Für die Hängebrücke wird diese Eiche im Bockshof gefällt. Foto: Otto

Viele haben lange darauf gewartet: Der Tag, an dem es mit dem Bau der Hängebrücke los geht. Nun rückt er näher – und mit ihm der Tag, an dem die stattliche Eiche am geplanten Brückeneinstieg gefällt werden muss. Die deutliche Mehrheit der Stadträte beißt in diesen sauren Apfel.
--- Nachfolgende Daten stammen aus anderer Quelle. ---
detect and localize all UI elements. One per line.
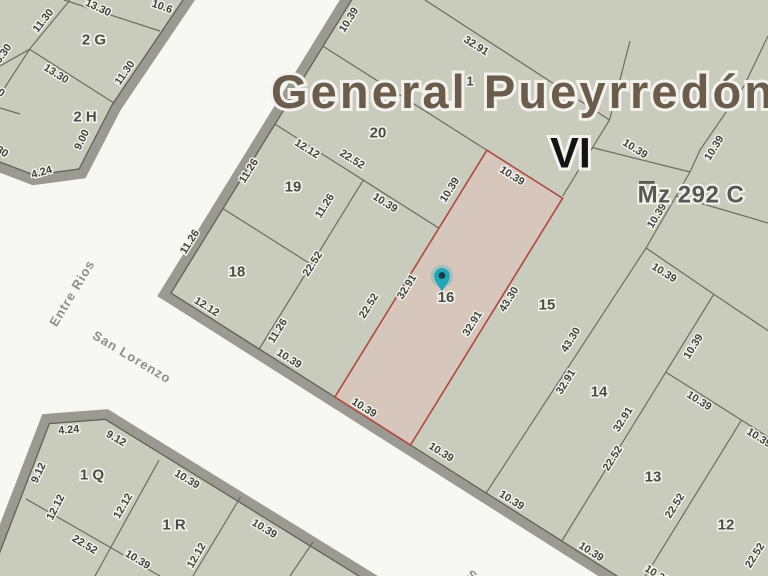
svg-text:1: 1: [466, 74, 473, 89]
svg-text:15: 15: [539, 297, 556, 314]
svg-text:19: 19: [285, 179, 302, 196]
svg-text:1 Q: 1 Q: [80, 467, 105, 484]
svg-text:13: 13: [645, 469, 662, 486]
svg-text:12: 12: [718, 517, 735, 534]
svg-text:16: 16: [438, 289, 455, 306]
svg-text:General Pueyrredón: General Pueyrredón: [271, 65, 768, 118]
svg-text:1 R: 1 R: [162, 517, 186, 534]
svg-text:14: 14: [591, 384, 608, 401]
svg-text:4.24: 4.24: [58, 423, 80, 437]
svg-text:2 G: 2 G: [82, 32, 106, 49]
svg-text:Mz 292 C: Mz 292 C: [638, 182, 745, 209]
svg-text:2 H: 2 H: [73, 109, 96, 126]
svg-text:20: 20: [370, 125, 387, 142]
svg-text:18: 18: [229, 264, 246, 281]
svg-text:VI: VI: [550, 130, 591, 178]
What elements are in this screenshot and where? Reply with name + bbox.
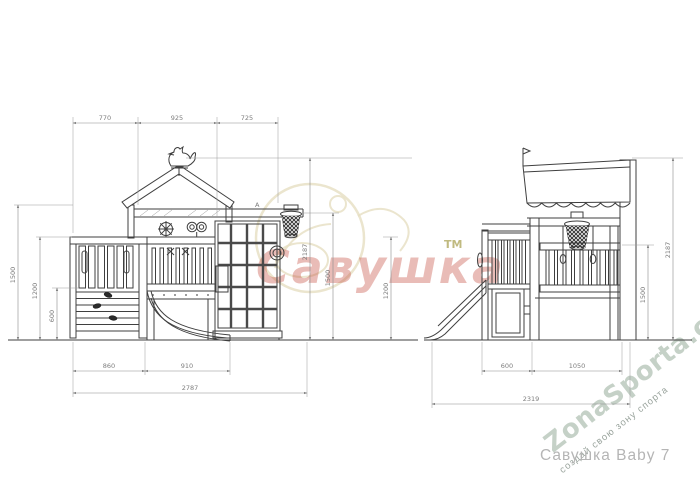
marker-a-label: A: [255, 201, 260, 209]
dimension-label: 2187: [301, 244, 309, 261]
binoculars-icon: [187, 222, 206, 237]
balusters: [152, 248, 212, 284]
tower-post-left: [128, 205, 134, 238]
climbing-wall: [70, 237, 147, 338]
screw-dots: [152, 294, 209, 296]
watermark-brand-emblem: Савушка ТМ: [256, 184, 505, 294]
center-post: [530, 218, 539, 340]
dimension-label: 2319: [523, 395, 540, 403]
climbing-holds: [93, 292, 118, 321]
dimension-label: 910: [181, 362, 193, 370]
dimension-label: 1500: [9, 267, 17, 284]
climbing-rungs: [76, 292, 139, 331]
dimension-label: 725: [241, 114, 253, 122]
steering-wheel-icon: [158, 221, 174, 237]
dimension-label: 1500: [639, 287, 647, 304]
technical-drawing-page: ZonaSporta.com создай свою зону спорта С…: [0, 0, 700, 489]
deck-leg-left: [147, 299, 154, 340]
scalloped-valance: [527, 203, 630, 207]
basketball-hoop-icon: [281, 205, 302, 238]
dimension-label: 1050: [569, 362, 586, 370]
watermark-brand-tm: ТМ: [444, 238, 462, 251]
dimension-label: 770: [99, 114, 111, 122]
drawing-caption: Савушка Baby 7: [540, 447, 670, 465]
dimension-label: 600: [48, 310, 56, 322]
dimension-label: 2787: [182, 384, 199, 392]
top-beam: [134, 209, 303, 217]
grab-handles: [82, 251, 129, 273]
flag-pole-icon: [523, 148, 530, 166]
watermark-brand-text: Савушка: [256, 240, 505, 294]
drawing-canvas: Савушка ТМ: [0, 0, 700, 489]
dimension-label: 2187: [664, 242, 672, 259]
dimension-label: 1200: [31, 283, 39, 300]
crawl-door: [492, 289, 524, 337]
dimension-label: 1500: [324, 270, 332, 287]
side-beam: [527, 218, 620, 226]
canopy-roof: [523, 160, 630, 207]
dimension-label: 925: [171, 114, 183, 122]
deck-leg-right: [208, 299, 215, 340]
side-balusters: [546, 250, 617, 285]
dimension-label: 860: [103, 362, 115, 370]
dimension-label: 600: [501, 362, 513, 370]
dimension-label: 1200: [382, 283, 390, 300]
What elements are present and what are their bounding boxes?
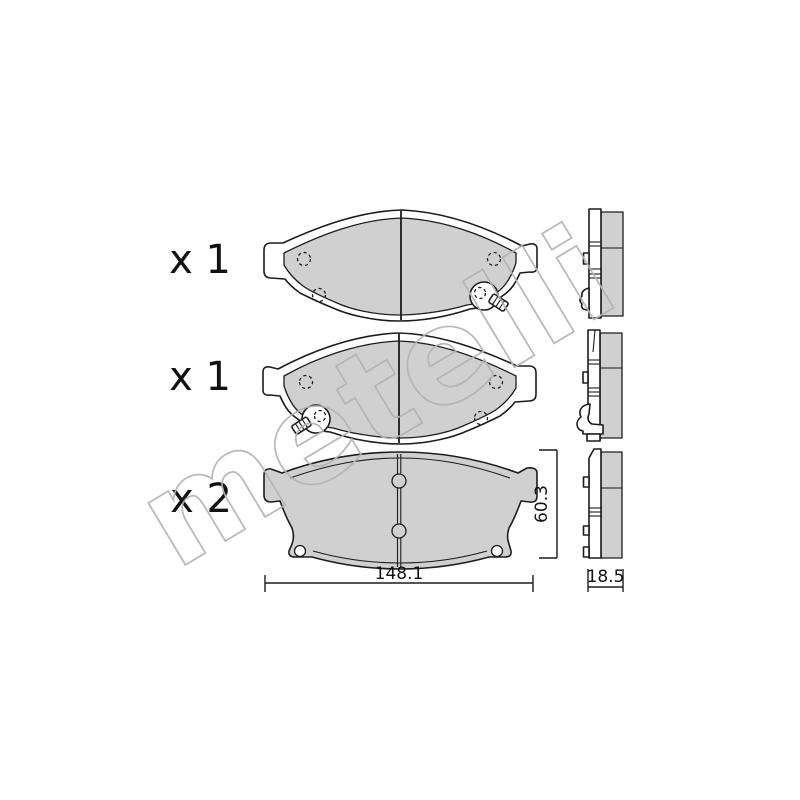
dimension-height-label: 60.3 (532, 485, 552, 523)
side-view-3 (584, 449, 623, 558)
rivet (392, 524, 406, 538)
retainer-tab (584, 526, 590, 535)
dimension-depth: 18.5 (587, 567, 625, 592)
dimension-height: 60.3 (532, 450, 557, 558)
brake-pad-technical-drawing: 148.1 60.3 18.5 x 1 x 1 x 2 metelli (0, 0, 800, 800)
retainer-tab (583, 372, 588, 383)
dimension-width: 148.1 (265, 564, 533, 592)
friction-block (601, 452, 622, 558)
quantity-label-1: x 1 (169, 237, 231, 283)
wear-indicator-foot (587, 434, 600, 441)
dimension-width-label: 148.1 (375, 564, 424, 584)
dimension-depth-label: 18.5 (587, 567, 625, 587)
mounting-hole (492, 546, 503, 557)
quantity-label-2: x 1 (169, 354, 231, 400)
backplate-edge (589, 449, 601, 558)
retainer-tab (584, 547, 590, 557)
mounting-hole (295, 546, 306, 557)
drawing-canvas: 148.1 60.3 18.5 x 1 x 1 x 2 metelli (0, 0, 800, 800)
retainer-tab (584, 477, 590, 487)
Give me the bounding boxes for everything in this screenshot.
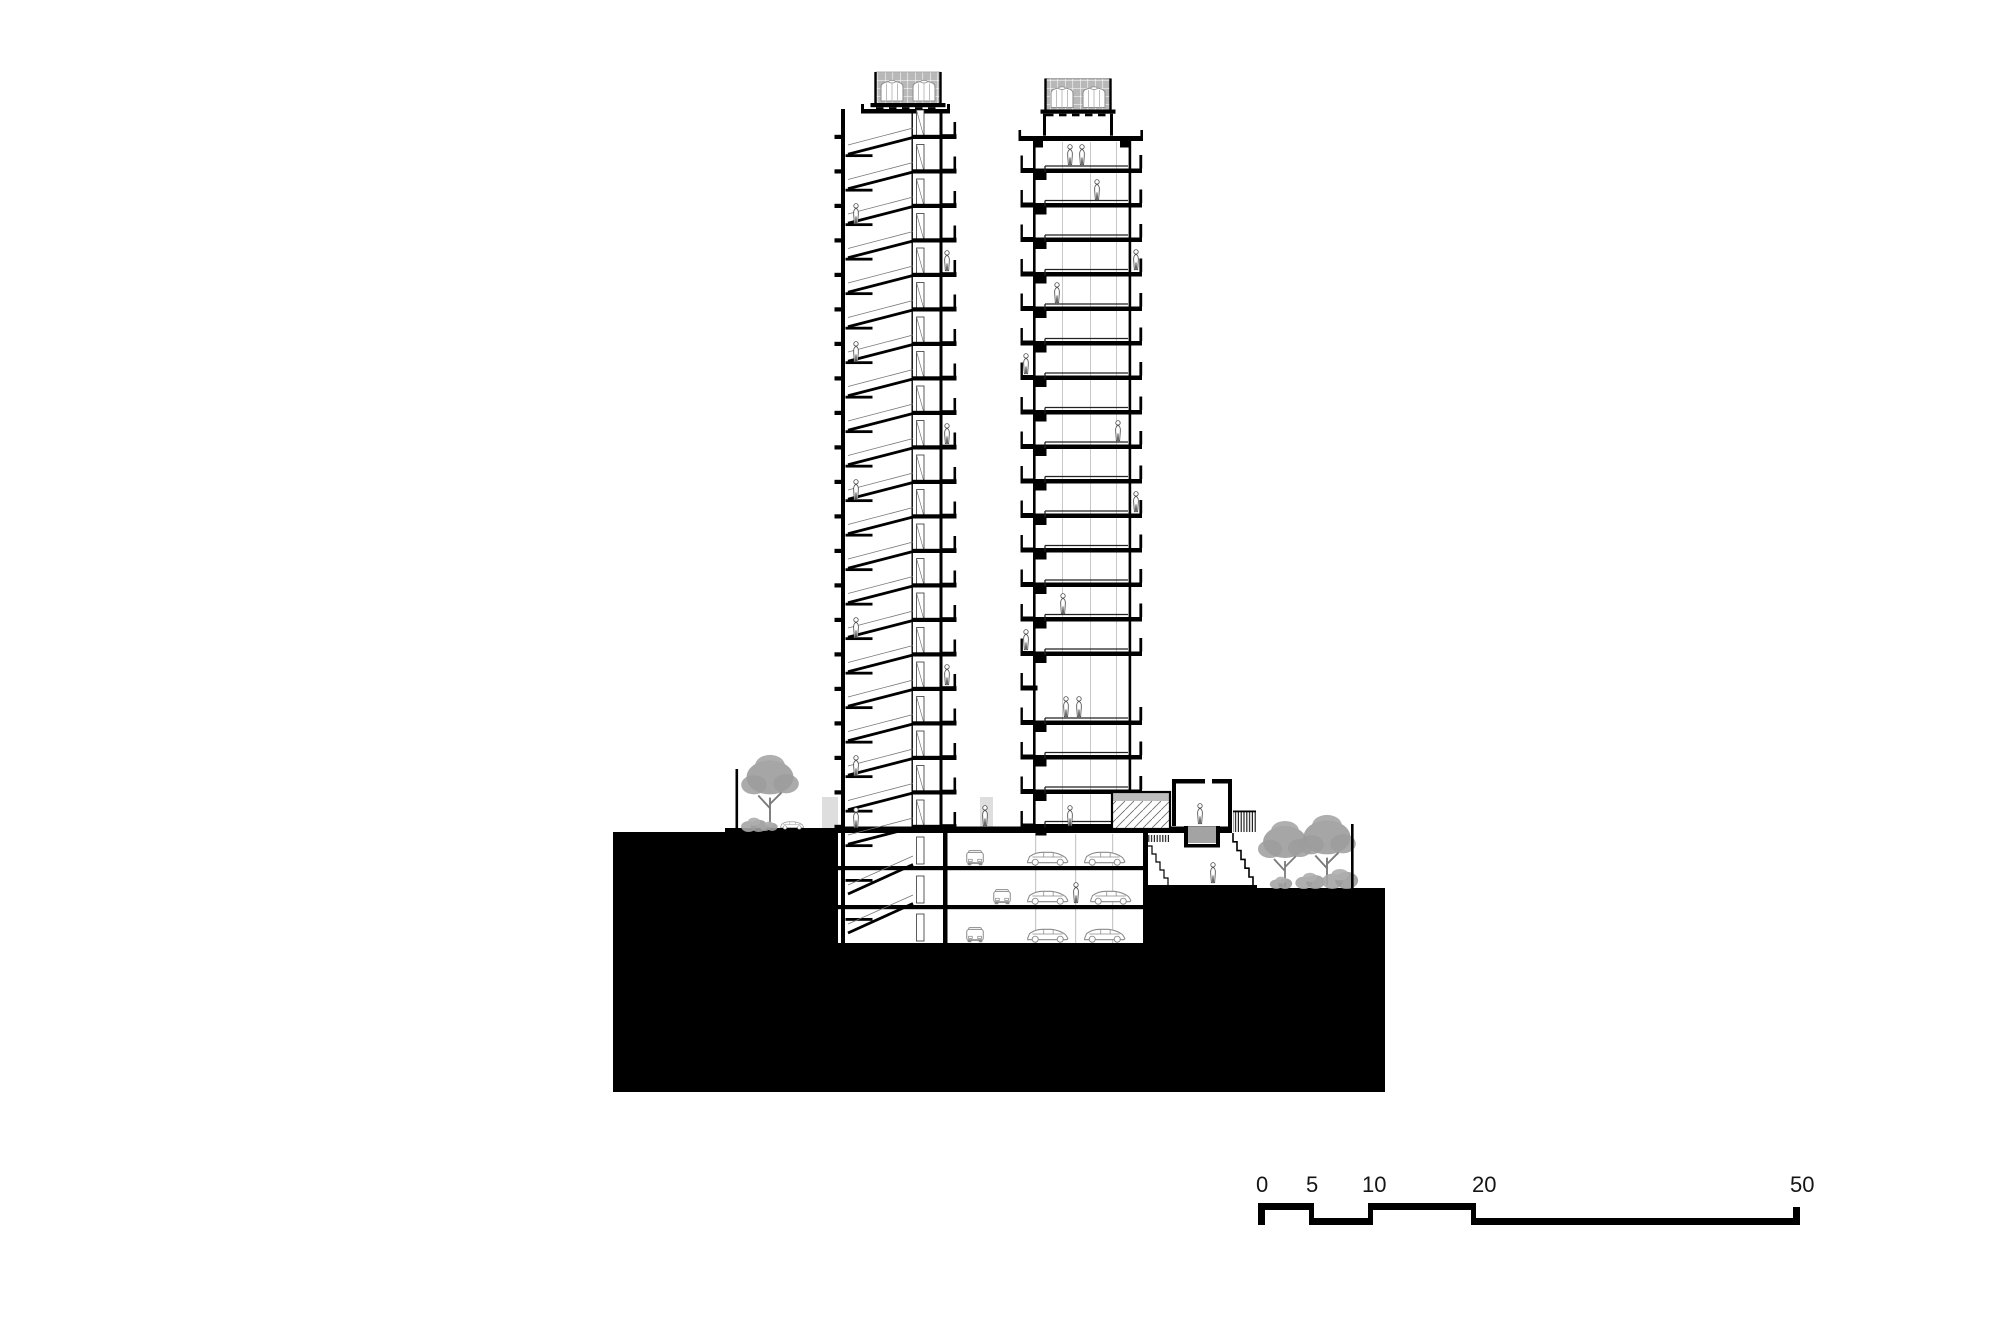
scale-label-20: 20 [1472,1174,1496,1196]
left-tower [835,104,957,943]
right-roof-water-tanks [1041,79,1116,136]
section-drawing [0,0,2000,1333]
architectural-section-sheet: 0 5 10 20 50 [0,0,2000,1333]
scale-bar [1258,1203,1800,1225]
scale-label-50: 50 [1790,1174,1814,1196]
scale-label-0: 0 [1256,1174,1268,1196]
basement-parking [838,834,1143,943]
scale-label-5: 5 [1306,1174,1318,1196]
right-tower [1019,130,1144,836]
scale-label-10: 10 [1362,1174,1386,1196]
left-roof-water-tanks [871,72,946,110]
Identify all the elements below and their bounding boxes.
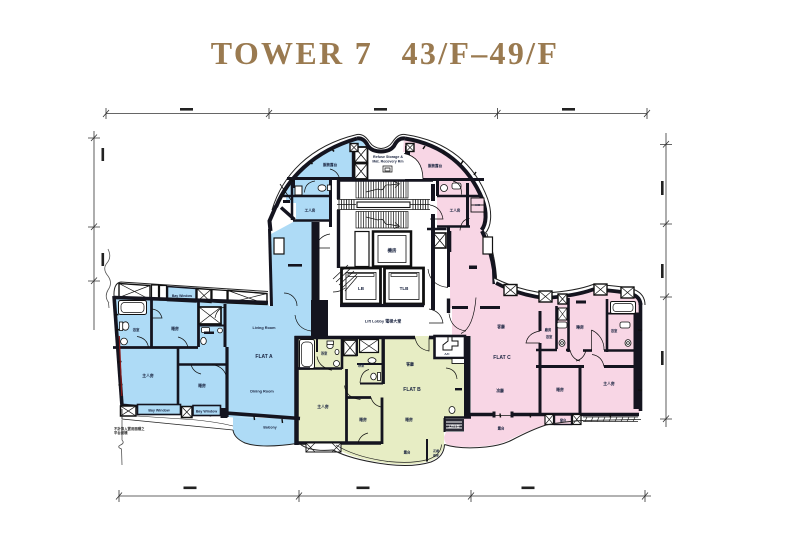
svg-text:Living Room: Living Room: [253, 326, 277, 330]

Rottweil - Die neue Wegeführung, die Platzgestaltung, die Besucherlenkung, die Materialwahl – der Entwurf von Micha Sonnenfroh aus der Stadtplanung war im Umwelt-, Bau- und Verkehrsausschuss (UBV) ausgiebig vorberaten. Da hatten die Stadträte in der Sitzung am Mittwochabend keinen weiteren Diskussionsbedarf. "Das ist ein guter Rahmenplan", meinte mit Reiner Hils (SPD+FFR) einer, der nicht gerade zu den Hängebrücken-Befürwortern gehört. Die Kröte daran sei die Eiche, griff er den Ansatz von Hermann Breucha (FWV) auf, der zuvor die Nachfragen nach den Rettungsmöglichkeiten eröffnet hatte.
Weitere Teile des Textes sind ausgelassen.